39% of Singapore professionals believe there's a gender gap

39% of Singapore professionals believe there's a gender gap
Flexi-work arrangements, culture of work life balance and career progression also cited by women respondents as important.
PHOTO: The Straits Times

While female talents in Singapore value competitive wages and other financial incentives, they believe there is a gender wage gap and stereotypes in the recruitment process, a report released by PwC to mark International Women's Day today showed.

Almost half (49 per cent) of Singapore female respondents picked competitive wages and other financial incentives as their top five attractive employer traits, compared to 38 per cent of global female respondents.

Close behind is flexible working arrangements and a culture of work life balance (45 per cent) and career progression (43 per cent).

In contrast, 64 per cent of local male respondents value opportunities for career progression most.

Read also: Closing the gender gap is key solution to stagnating growth

Two in five employees here (40 per cent females, 35 per cent males) would move to another organisation if their current employer does not provide sufficient career progression.

The report, "Winning the fight for female talent: How to gain the diversity edge through inclusive recruitment", surveyed 4,792 professionals globally, of which 203 are from Singapore, and looks at what employers can do to attract and retain female talent.

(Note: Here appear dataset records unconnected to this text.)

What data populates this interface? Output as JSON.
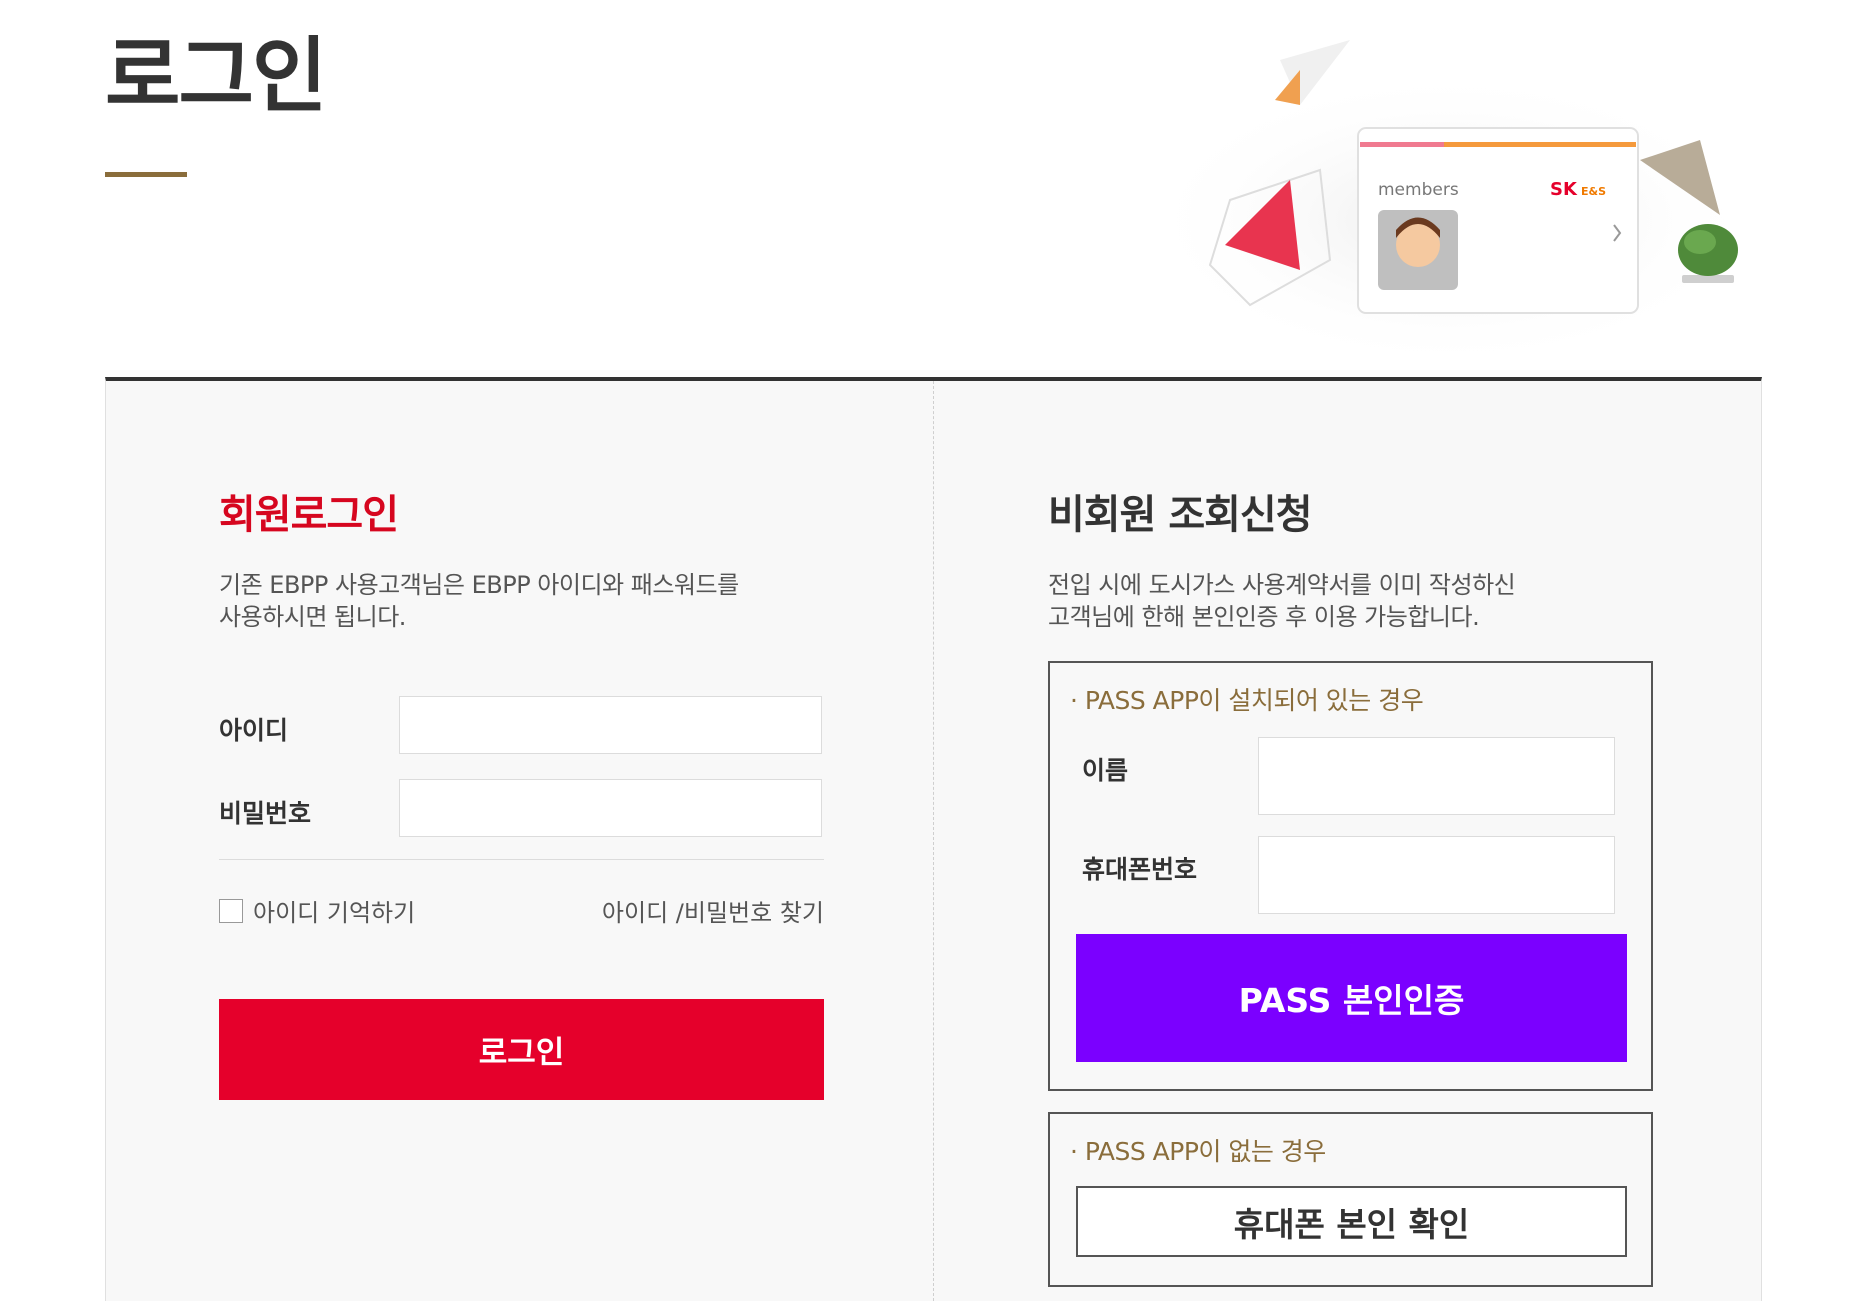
{
  "page": {
    "title": "로그인"
  },
  "hero": {
    "card_label": "members",
    "brand": "SK",
    "brand_sub": "E&S"
  },
  "member_login": {
    "title": "회원로그인",
    "description_line1": "기존 EBPP 사용고객님은 EBPP 아이디와 패스워드를",
    "description_line2": "사용하시면 됩니다.",
    "id_label": "아이디",
    "password_label": "비밀번호",
    "id_value": "",
    "password_value": "",
    "remember_label": "아이디 기억하기",
    "find_link": "아이디 /비밀번호 찾기",
    "login_button": "로그인"
  },
  "guest": {
    "title": "비회원 조회신청",
    "description_line1": "전입 시에 도시가스 사용계약서를 이미 작성하신",
    "description_line2": "고객님에 한해 본인인증 후 이용 가능합니다.",
    "pass_section_title": "· PASS APP이 설치되어 있는 경우",
    "name_label": "이름",
    "phone_label": "휴대폰번호",
    "name_value": "",
    "phone_value": "",
    "pass_button": "PASS 본인인증",
    "no_pass_section_title": "· PASS APP이 없는 경우",
    "phone_verify_button": "휴대폰 본인 확인"
  },
  "colors": {
    "accent_red": "#e5002b",
    "title_red": "#d6061f",
    "pass_purple": "#7b00ff",
    "gold": "#8a6d3b"
  }
}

Between equally qualified male and female experienced hires, 39 per cent of local respondents indicated there was a gender pay gap, lower than 52 per cent globally.

Read also: Gender gap in bankruptcy risks: Its meaning for policy at home, at work

Three in five female respondents in Singapore cited that when deciding to work for an employer, diversity demographics (63 per cent), targets (62 per cent) and gender pay gaps (57 per cent) are important factors.

Asked if they agreed that experienced female job applicants have equal hiring opportunities as their male counterparts, 58 per cent of Singapore respondents (54 per cent females, 67 per cent males) agreed.

On barriers to increased level of female experienced hires, 59 per cent of Singapore female respondents believed there are stereotypes in the recruitment process (45 per cent globally), while 48 per cent are concerned over cost and impact of maternity leave (42 per cent globally).

But employers here cited a lack of sufficient candidate pool as their primary concern (43 per cent).